Depuis 2016, les parents séparés ou divorcés ont la possibilité d’inscrire les enfants qu’ils hébergent de manière partielle dans les registres de la population. Alors que cette inscription, permet aux enfants de jouir de différents avantages offerts par la commune dans laquelle ils vivent de même si c’est épisodiquement (réduction des prix pour les stages, les plaines de jeux, la piscine, etc.), on constate que le nombre de parents qui y ont recours reste faible. Cela est dû, d’une part parce que la démarche n’est à l’heure actuelle pas automatique et d’autre part parce que la plupart des parents ne sont pas au courant de cette possibilité. C’est pourquoi, lors du conseil communal du 24 mai dernier, j’ai introduit une motion, qui a été votée à l’unanimité, pour inciter les autorités communales à assurer lors de chaque nouvelle inscription et de manière régulière, une information sur la possibilité pour un parent hébergeur de mentionner un hébergement partagé en cas de séparation ou de divorce dans les registres de la population ou les registres des étrangers. Au-delà des différents avantages, cette mesure aura un impact hautement symbolique pour les enfants et le parent hébergeur.
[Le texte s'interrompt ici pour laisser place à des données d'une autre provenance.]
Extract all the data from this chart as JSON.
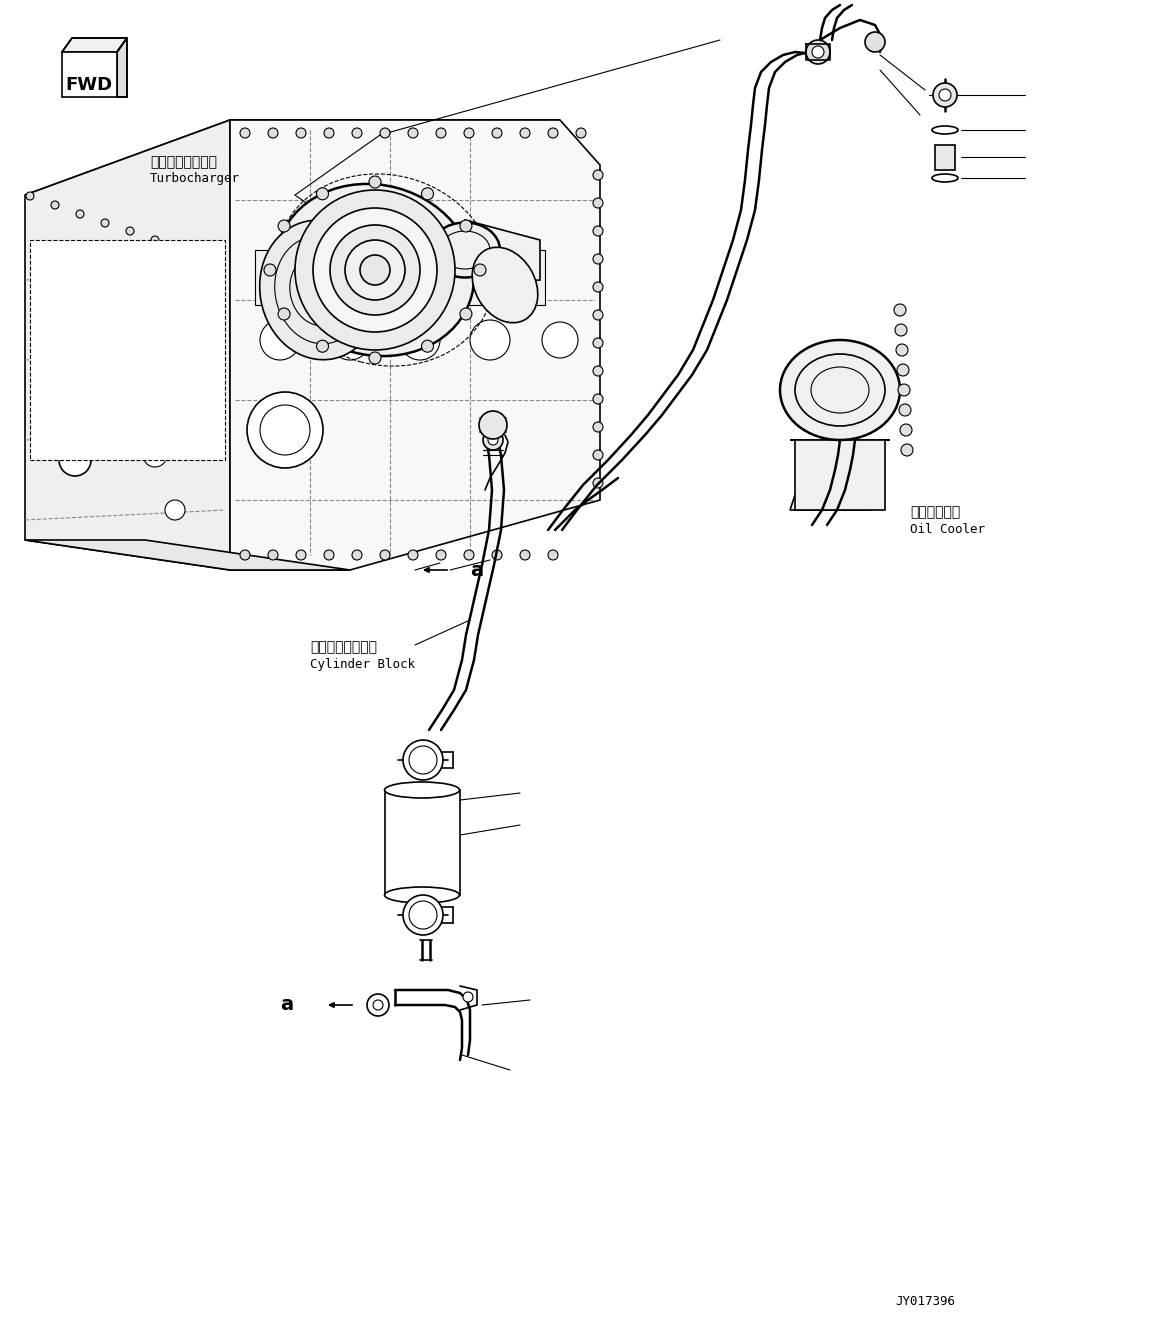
{
  "bg_color": "#ffffff",
  "line_color": "#000000",
  "figure_width": 11.63,
  "figure_height": 13.23,
  "dpi": 100,
  "labels": {
    "turbocharger_jp": "ターボチャージャ",
    "turbocharger_en": "Turbocharger",
    "cylinder_block_jp": "シリンダブロック",
    "cylinder_block_en": "Cylinder Block",
    "oil_cooler_jp": "オイルクーラ",
    "oil_cooler_en": "Oil Cooler",
    "part_code": "JY017396",
    "label_a": "a"
  }
}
Quand les jeunes sont acteurs de changements!

Que c’est beau de voir une initiative commencée il y a quelques temps avoir des répercussions sur des jeunes et aboutir à un magnifique projet! Ce fut le cas pour Camille Crucifix, Fiorine Guéry, Louis Van Ginneken, et Malaurie Chokoualé, étudiants en journalisme à l’Ihecs. ll y a un an, nous organisions au PFB une magnifique expo de Patricia Willocq, « Blanc Ebène », témoignages bouleversants de la condition des albinos en Afrique centrale.

Les 4 étudiants étaient là. Marqué par cette exposition, ils ont fait de l’albinisme leur sujet de fin d’études. Et ensuite, ils sont partis un mois en Tanzanie voir sur place ce que veut dire être albinos en Tanzanie en 2018.

 

Quelle magnifique démarche, voilà un projet qui donne sens à l’action politique et qui nous mène vers le partage et une prise de conscience collective. Nous avons donc accueilli, le 7 juin dernier, leur travail fait de très belles photos, très poignantes, ainsi que d’un « mook » – étudiants en journalisme oblige 🙂 – qui explique leur démarche.

Pour finir, voici quelques chiffres qui donnent froid dans le dos : le corps d’un albinos se vend 75.000$, leur espérance de vie moyenne est de 30 ans, les exclusions (éducation, emploi, logement,…) sont vécues au quotidien. Lueur d’espoir, le gouvernement a mis sur pied une série d’actions pour sensibiliser à la problématique, contrer les meurtres, et insérer ces personnes qui n’ont d’autre crime que la couleur de leur peau.

 

Un vrai bravo à ces belles personnes, des initiatives comme on aimerait en voir plus souvent! Voici la preuve que tout le monde à son niveau peut être acteur de changement.